Any recommendations on a good juicer?


----------



## SeBb0 (Jan 8, 2011)

Andrewgenic said:


> Only added a tiny bit of water tbh.


would try it a few times, takes awhile to get the consistency right i found.


----------



## Thunderstruck (Sep 20, 2010)

l'equipe are a good make and leave dry pulp which is an indication of how much juice its extracting. carrot and apples are the norm for the base of a juice drink. carrot is very creamy.


----------



## treb92 (Jun 10, 2008)

Andrewgenic said:


> Any recommendations on a good juicer?


You would need to spend a few hundred. One of those ones they use at them juice stalls in shopping centres look good. I paid about 70 for one few years back and to be honest it was actualy cheaper to buy pre made drinks because they dont even squezze half the juice out.
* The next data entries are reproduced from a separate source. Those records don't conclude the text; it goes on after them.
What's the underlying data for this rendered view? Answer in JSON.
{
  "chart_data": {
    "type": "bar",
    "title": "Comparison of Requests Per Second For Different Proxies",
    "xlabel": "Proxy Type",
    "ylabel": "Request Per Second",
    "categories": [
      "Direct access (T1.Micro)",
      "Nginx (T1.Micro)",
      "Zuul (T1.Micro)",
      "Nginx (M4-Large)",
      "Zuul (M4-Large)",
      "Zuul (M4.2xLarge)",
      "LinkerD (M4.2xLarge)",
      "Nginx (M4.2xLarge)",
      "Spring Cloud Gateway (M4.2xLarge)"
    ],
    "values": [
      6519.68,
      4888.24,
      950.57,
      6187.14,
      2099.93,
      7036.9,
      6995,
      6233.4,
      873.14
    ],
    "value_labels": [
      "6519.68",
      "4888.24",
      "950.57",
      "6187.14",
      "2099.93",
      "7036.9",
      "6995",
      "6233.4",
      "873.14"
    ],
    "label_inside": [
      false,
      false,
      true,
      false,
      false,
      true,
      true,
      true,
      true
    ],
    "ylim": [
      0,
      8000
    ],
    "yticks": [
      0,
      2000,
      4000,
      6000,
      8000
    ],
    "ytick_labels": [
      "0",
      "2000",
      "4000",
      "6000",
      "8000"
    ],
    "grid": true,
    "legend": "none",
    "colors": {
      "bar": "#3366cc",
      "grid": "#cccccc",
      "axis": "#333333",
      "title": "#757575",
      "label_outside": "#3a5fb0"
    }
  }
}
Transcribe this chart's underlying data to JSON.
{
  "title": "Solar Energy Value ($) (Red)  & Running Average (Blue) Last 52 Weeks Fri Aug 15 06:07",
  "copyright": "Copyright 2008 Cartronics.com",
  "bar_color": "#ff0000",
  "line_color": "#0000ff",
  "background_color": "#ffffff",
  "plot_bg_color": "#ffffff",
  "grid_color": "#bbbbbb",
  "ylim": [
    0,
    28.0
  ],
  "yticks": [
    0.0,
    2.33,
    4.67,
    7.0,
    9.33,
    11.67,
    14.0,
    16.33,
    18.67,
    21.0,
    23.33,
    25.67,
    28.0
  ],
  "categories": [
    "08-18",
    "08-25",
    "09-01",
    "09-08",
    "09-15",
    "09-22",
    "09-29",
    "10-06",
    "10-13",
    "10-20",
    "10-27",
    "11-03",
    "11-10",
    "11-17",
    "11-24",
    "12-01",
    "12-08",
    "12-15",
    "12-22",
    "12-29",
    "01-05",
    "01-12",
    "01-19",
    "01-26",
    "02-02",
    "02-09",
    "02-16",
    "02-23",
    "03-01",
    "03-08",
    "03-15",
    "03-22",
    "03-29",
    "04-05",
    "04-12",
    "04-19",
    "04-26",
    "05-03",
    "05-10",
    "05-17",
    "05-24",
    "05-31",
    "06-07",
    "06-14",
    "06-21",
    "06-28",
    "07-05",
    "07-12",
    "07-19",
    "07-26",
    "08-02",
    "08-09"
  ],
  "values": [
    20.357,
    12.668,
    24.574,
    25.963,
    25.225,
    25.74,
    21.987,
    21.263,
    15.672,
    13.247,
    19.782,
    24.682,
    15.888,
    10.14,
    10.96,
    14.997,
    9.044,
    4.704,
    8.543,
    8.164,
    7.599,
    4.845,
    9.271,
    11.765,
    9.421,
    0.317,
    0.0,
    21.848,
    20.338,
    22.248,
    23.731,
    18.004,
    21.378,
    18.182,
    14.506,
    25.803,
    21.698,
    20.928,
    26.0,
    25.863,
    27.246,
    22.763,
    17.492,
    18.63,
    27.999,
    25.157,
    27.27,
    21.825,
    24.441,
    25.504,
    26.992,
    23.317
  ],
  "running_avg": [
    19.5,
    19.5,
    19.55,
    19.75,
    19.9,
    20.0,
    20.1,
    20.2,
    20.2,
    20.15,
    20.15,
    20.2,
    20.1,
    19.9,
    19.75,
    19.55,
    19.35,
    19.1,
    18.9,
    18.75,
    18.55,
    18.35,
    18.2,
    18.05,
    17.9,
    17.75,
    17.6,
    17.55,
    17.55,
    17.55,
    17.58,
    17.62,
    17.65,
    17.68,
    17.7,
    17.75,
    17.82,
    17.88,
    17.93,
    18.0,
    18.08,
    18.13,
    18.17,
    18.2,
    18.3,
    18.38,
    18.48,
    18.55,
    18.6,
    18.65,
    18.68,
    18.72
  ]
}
I was spending a fortune on fruit and as i said that was a while ago, the price of fruit has went up quite a bit. Better trying blender recipes that way you dont loose anything.


----------



## Ninja (Apr 28, 2010)

I have Philips Professional Aluminium Juicer from argos-no complains at all...bought it few years ago for 100£ I think it around 79 at the moment..

Ninja


----------